We have consoled ourselves this July for missing the wedding of a much-loved niece in California, by visiting Mint Springs Park every evening.  We go just before sunset, late enough in the day that few people are still at the park.  There are almost always one or two families of fisher people, sometimes a pair of lovers stroll over the dam hand and hand, sometimes mothers with small children play on the slides.  Twice the owner of the scofflaw dog has let him out at the top of the park to run, joyful and unleashed, down to the lower pond.  Every evening there is some surprise waiting for us at Mint Springs.

One night we found joy in the birds.  As we drove up to the park, a heron flew round the pond to the far marshy bit where the stream comes in from the hill above. 
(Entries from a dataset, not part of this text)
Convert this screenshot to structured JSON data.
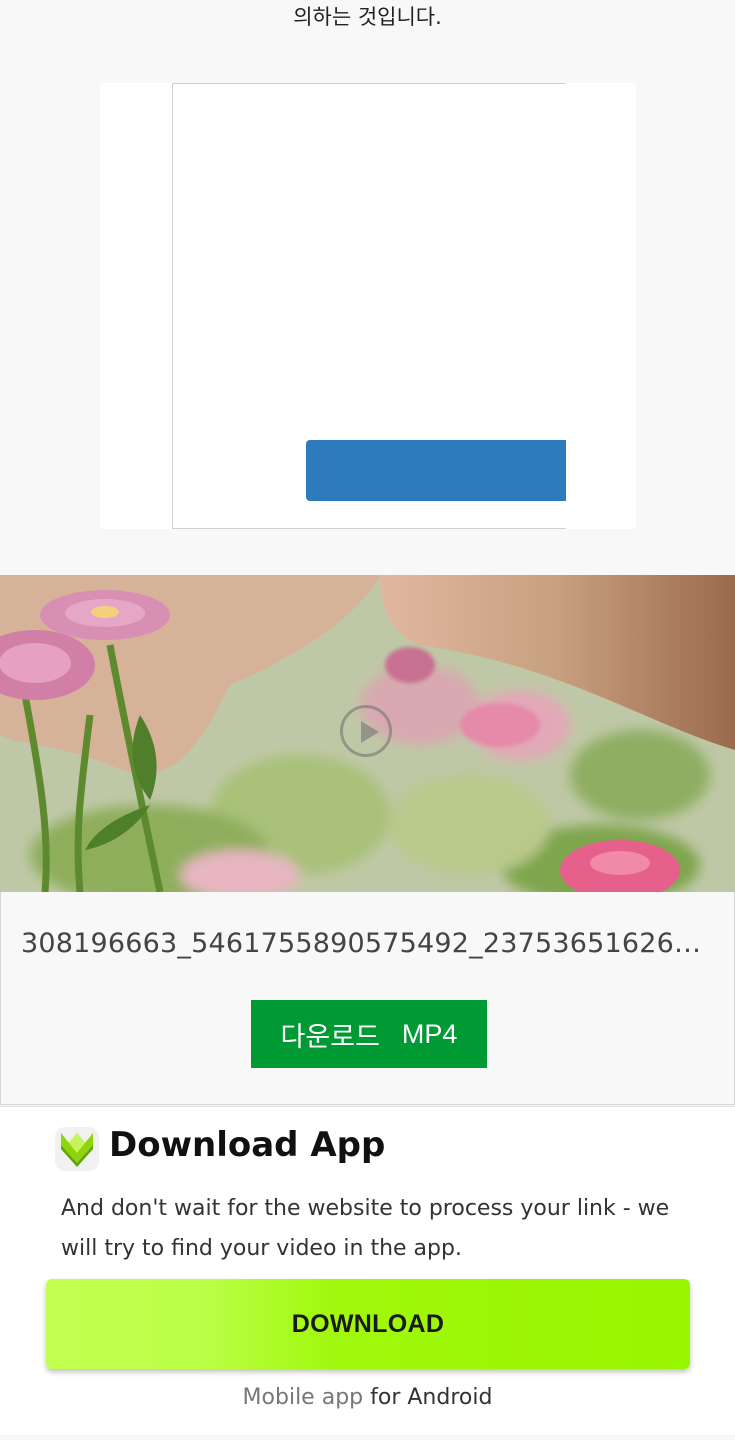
{
  "header": {
    "truncated_text": "의하는 것입니다."
  },
  "video": {
    "filename": "308196663_5461755890575492_2375365162633…",
    "download_label": "다운로드",
    "format": "MP4"
  },
  "app_promo": {
    "title": "Download App",
    "description": "And don't wait for the website to process your link - we will try to find your video in the app.",
    "button_label": "DOWNLOAD",
    "note_prefix": "Mobile app",
    "note_suffix": "for Android"
  },
  "colors": {
    "ad_button": "#2d7bbb",
    "mp4_button": "#009a35",
    "download_button": "#9cf700"
  },
  "icons": {
    "app_logo": "download-arrow-icon",
    "play": "play-icon"
  }
}
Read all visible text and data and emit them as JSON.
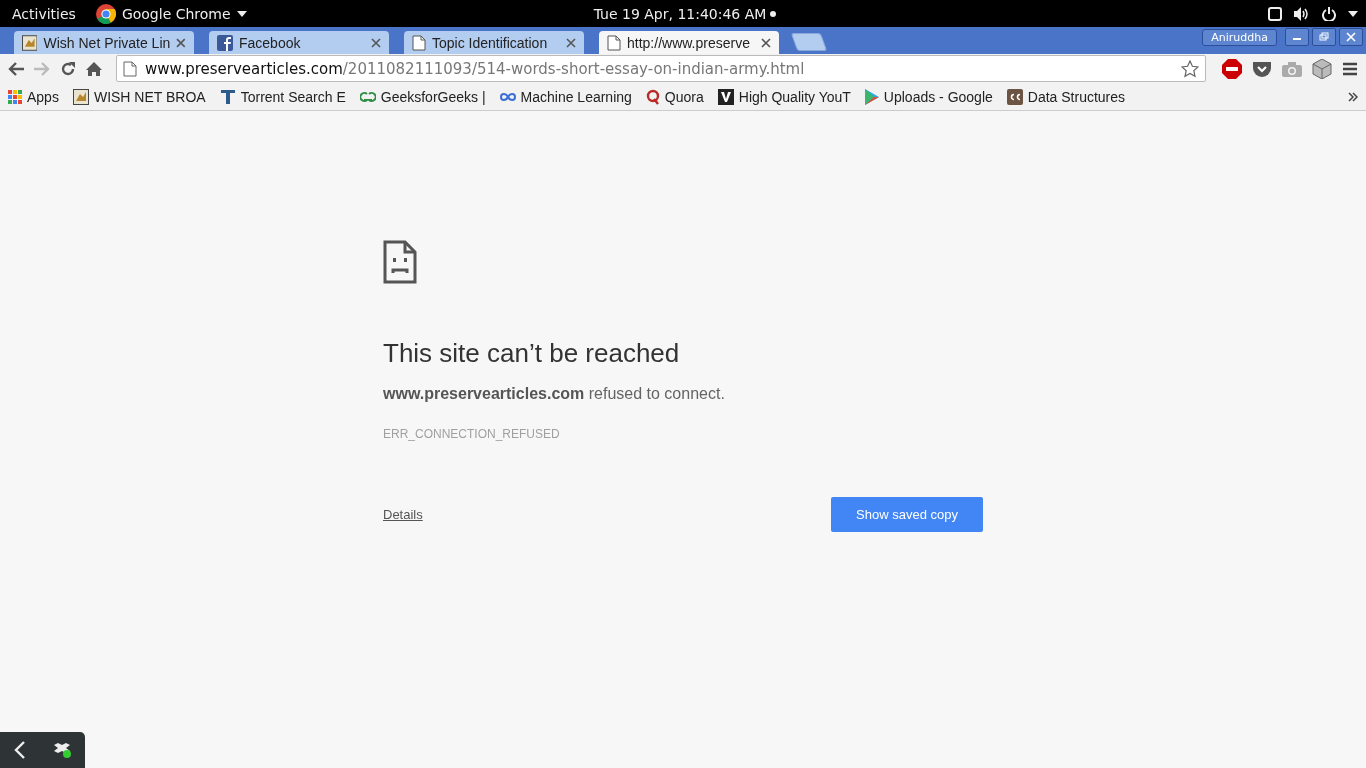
{
  "top_bar": {
    "activities": "Activities",
    "app_name": "Google Chrome",
    "clock": "Tue 19 Apr, 11:40:46 AM"
  },
  "tabs": [
    {
      "title": "Wish Net Private Lin",
      "selected": false
    },
    {
      "title": "Facebook",
      "selected": false
    },
    {
      "title": "Topic Identification",
      "selected": false
    },
    {
      "title": "http://www.preserve",
      "selected": true
    }
  ],
  "profile": "Aniruddha",
  "url": {
    "host": "www.preservearticles.com",
    "path": "/2011082111093/514-words-short-essay-on-indian-army.html"
  },
  "bookmarks": [
    "Apps",
    "WISH NET BROA",
    "Torrent Search E",
    "GeeksforGeeks |",
    "Machine Learning",
    "Quora",
    "High Quality YouT",
    "Uploads - Google",
    "Data Structures"
  ],
  "error": {
    "title": "This site can’t be reached",
    "message": "**www.preservearticles.com** refused to connect.",
    "code": "ERR_CONNECTION_REFUSED",
    "details": "Details",
    "button": "Show saved copy"
  }
}
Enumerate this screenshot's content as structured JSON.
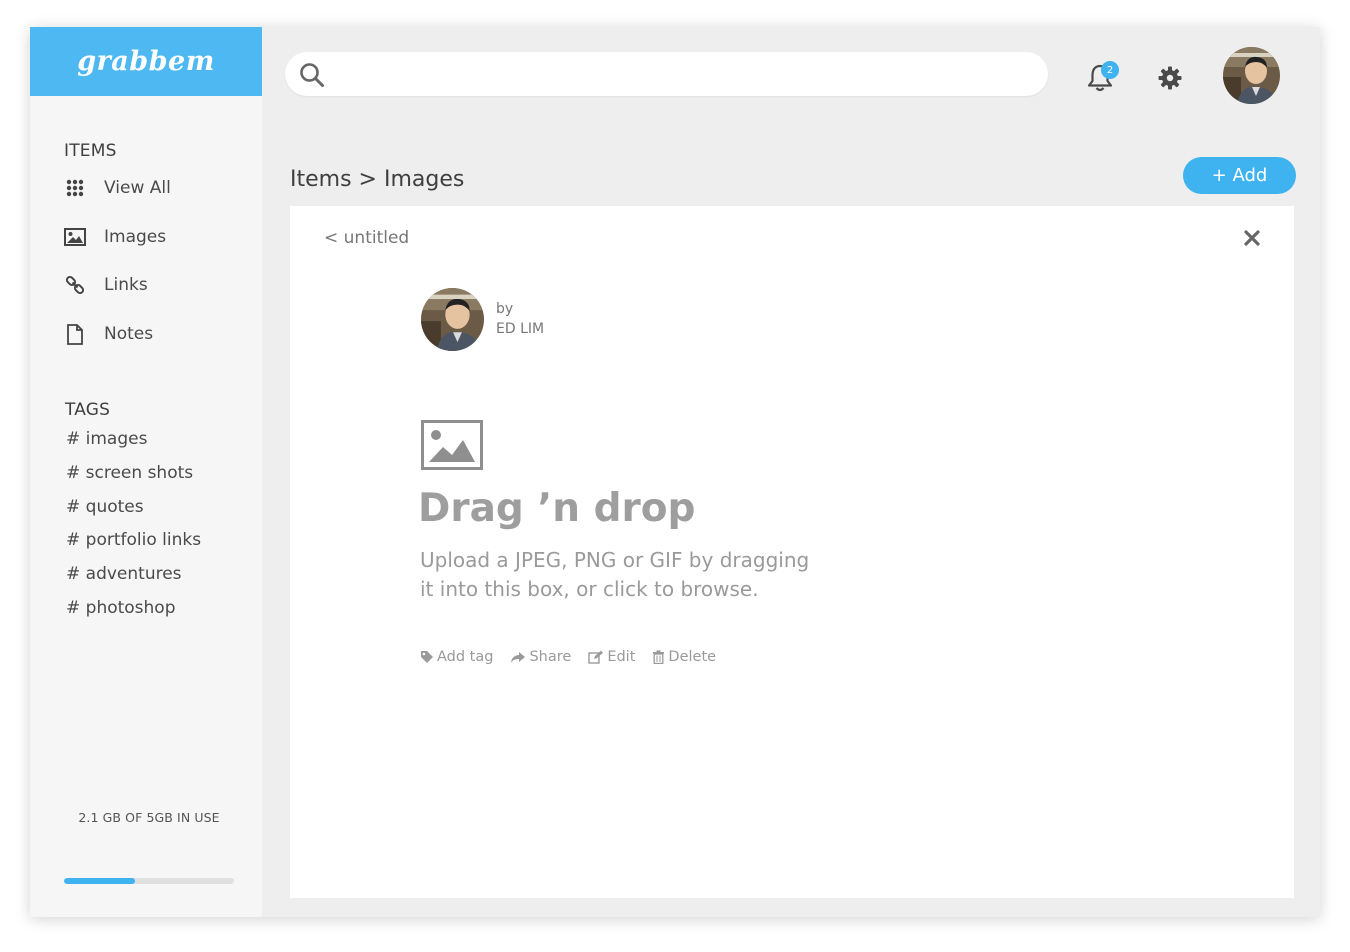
{
  "app": {
    "logo": "grabbem"
  },
  "sidebar": {
    "items_title": "ITEMS",
    "items": [
      {
        "label": "View All",
        "icon": "grid-icon"
      },
      {
        "label": "Images",
        "icon": "image-icon"
      },
      {
        "label": "Links",
        "icon": "link-icon"
      },
      {
        "label": "Notes",
        "icon": "note-icon"
      }
    ],
    "tags_title": "TAGS",
    "tags": [
      "# images",
      "# screen shots",
      "# quotes",
      "# portfolio links",
      "# adventures",
      "# photoshop"
    ],
    "storage": {
      "text": "2.1 GB OF 5GB IN USE",
      "used_fraction": 0.42
    }
  },
  "header": {
    "search": {
      "placeholder": "",
      "value": ""
    },
    "notification_count": "2"
  },
  "main": {
    "breadcrumb": "Items > Images",
    "add_button": "+ Add",
    "panel": {
      "back_label": "<  untitled",
      "author_by": "by",
      "author_name": "ED LIM",
      "drop_title": "Drag ’n drop",
      "drop_desc": "Upload a JPEG, PNG or GIF by dragging it into this box, or click to browse.",
      "actions": [
        {
          "label": "Add tag",
          "icon": "tag-icon"
        },
        {
          "label": "Share",
          "icon": "share-icon"
        },
        {
          "label": "Edit",
          "icon": "edit-icon"
        },
        {
          "label": "Delete",
          "icon": "trash-icon"
        }
      ]
    }
  },
  "colors": {
    "accent": "#3fb3f0",
    "logo_bg": "#4db8f2",
    "sidebar_bg": "#f6f6f6",
    "main_bg": "#eeeeee"
  }
}
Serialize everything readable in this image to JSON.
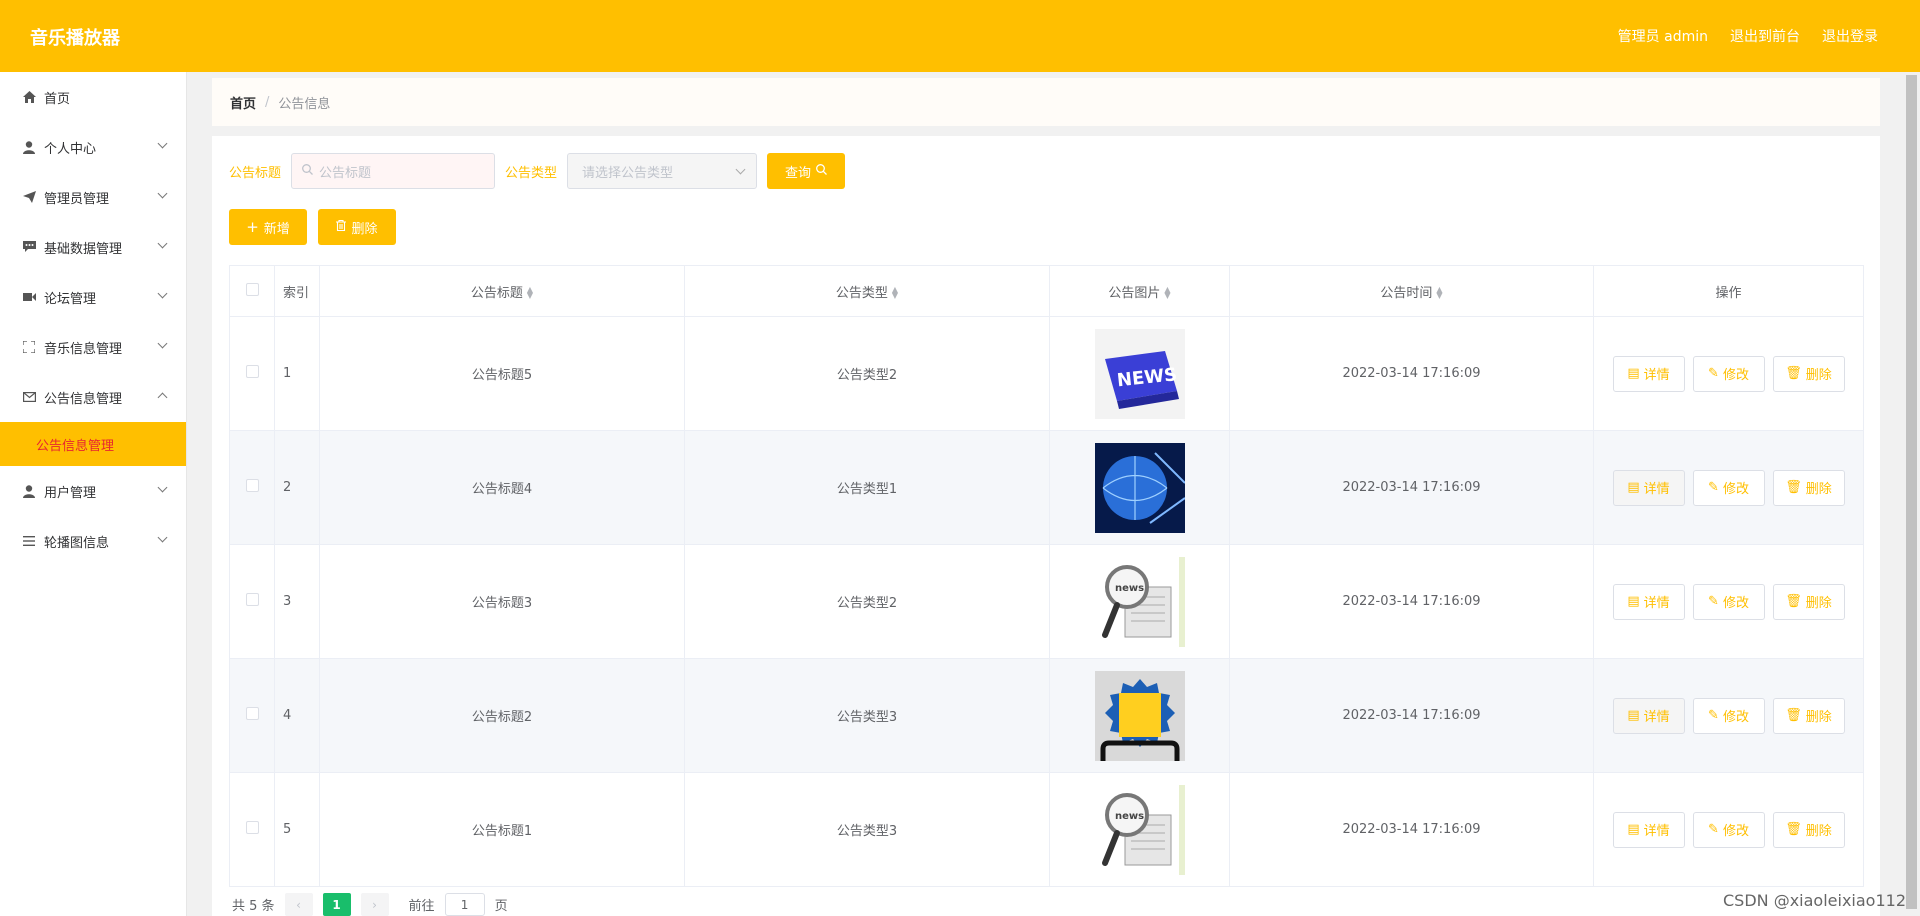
{
  "header": {
    "title": "音乐播放器",
    "admin": "管理员 admin",
    "to_front": "退出到前台",
    "logout": "退出登录"
  },
  "sidebar": {
    "items": [
      {
        "label": "首页",
        "icon": "home-icon"
      },
      {
        "label": "个人中心",
        "icon": "user-icon"
      },
      {
        "label": "管理员管理",
        "icon": "send-icon"
      },
      {
        "label": "基础数据管理",
        "icon": "message-icon"
      },
      {
        "label": "论坛管理",
        "icon": "video-icon"
      },
      {
        "label": "音乐信息管理",
        "icon": "fullscreen-icon"
      },
      {
        "label": "公告信息管理",
        "icon": "message-box-icon"
      },
      {
        "label": "用户管理",
        "icon": "user-icon"
      },
      {
        "label": "轮播图信息",
        "icon": "menu-icon"
      }
    ],
    "active_sub": "公告信息管理"
  },
  "breadcrumb": {
    "home": "首页",
    "sep": "/",
    "current": "公告信息"
  },
  "search": {
    "title_label": "公告标题",
    "title_placeholder": "公告标题",
    "type_label": "公告类型",
    "type_placeholder": "请选择公告类型",
    "query_button": "查询"
  },
  "actions": {
    "add": "新增",
    "delete": "删除"
  },
  "table": {
    "headers": [
      "索引",
      "公告标题",
      "公告类型",
      "公告图片",
      "公告时间",
      "操作"
    ],
    "rows": [
      {
        "index": "1",
        "title": "公告标题5",
        "type": "公告类型2",
        "image": "news-keyboard",
        "time": "2022-03-14 17:16:09"
      },
      {
        "index": "2",
        "title": "公告标题4",
        "type": "公告类型1",
        "image": "globe-blue",
        "time": "2022-03-14 17:16:09"
      },
      {
        "index": "3",
        "title": "公告标题3",
        "type": "公告类型2",
        "image": "magnifier-news",
        "time": "2022-03-14 17:16:09"
      },
      {
        "index": "4",
        "title": "公告标题2",
        "type": "公告类型3",
        "image": "hot-news-badge",
        "time": "2022-03-14 17:16:09"
      },
      {
        "index": "5",
        "title": "公告标题1",
        "type": "公告类型3",
        "image": "magnifier-news",
        "time": "2022-03-14 17:16:09"
      }
    ],
    "op_detail": "详情",
    "op_edit": "修改",
    "op_delete": "删除"
  },
  "pager": {
    "total": "共 5 条",
    "current": "1",
    "goto": "前往",
    "goto_value": "1",
    "page_unit": "页"
  },
  "watermark": "CSDN @xiaoleixiao112",
  "colors": {
    "accent": "#ffbf00",
    "active_text": "#e7262f",
    "page_active": "#19be6b"
  }
}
Red-wing blackbirds had flocked and nested here for many years.  Muskrats gnawed down the cattails last fall and winter.  This spring the flock of red-wings returned, checked out the sparse remnants of cattails, and flew on.  This night we discovered two nesting couples of red-wing blackbirds had returned to the diminished stand of cattails. (Sadly, the muskrats, we have heard, have been relocated by park people; their silvery v-shaped wakes always thrilled us.)

We walked around the pond, passing quietly behind the flock of geese that often hangs out on the dam.  Though Canada geese are the hysterics of the bird world, they are so used to us that when we walk behind them they barely murmur anymore. 
 
Tree swallows, swooped over the pond, graceful streaks of blue, and flashed their white bellies as they switched direction.  As we rounded the pond to the farthest and most remote corner, we spooked the heron, who took off from the water with great, slow wing strokes. 
 
A little further into the woods and we heard the cacophony of a few coyotes.  Their howls are high pitched and eerie.

The sundown was the feature of another night.  A line of orange sunlight shone over the western notch and backlit the hills.  Piles of clouds in the east colored first gold, then orange, then rose, and faded into dark gray.  Reflections in the water were brighter than the colors in the sky.  The crescent moon shone in the western sky.   Every night that I have not brought a camera, we have had a beautiful sunset.

Tonight we were tired and sat for half an hour at a picnic table on goose beach watching turtles’ heads surface, gasp air, and then disappear in concentric rings of water.  We listened to the frogs – crickets, green frogs and last, the deep voiced bullfrogs.  Dragonflies darted, touching down to the water from time to time.  Fireflies rained upwards.  A movement caught the corner of my eye just as Ox said “Look, Jenny.”  A young raccoon, oblivious of us, sniffed around the picnic table five yards south of us; he was poking around for supper.   As he got closer to us, I got a little nervous and we stood up.  He startled, then waddled with deliberate speed behind the nearest trees.  He peeked out from behind a near tree, then from between two trees, and as we left so that he could dine, he climbed up the farthest tree.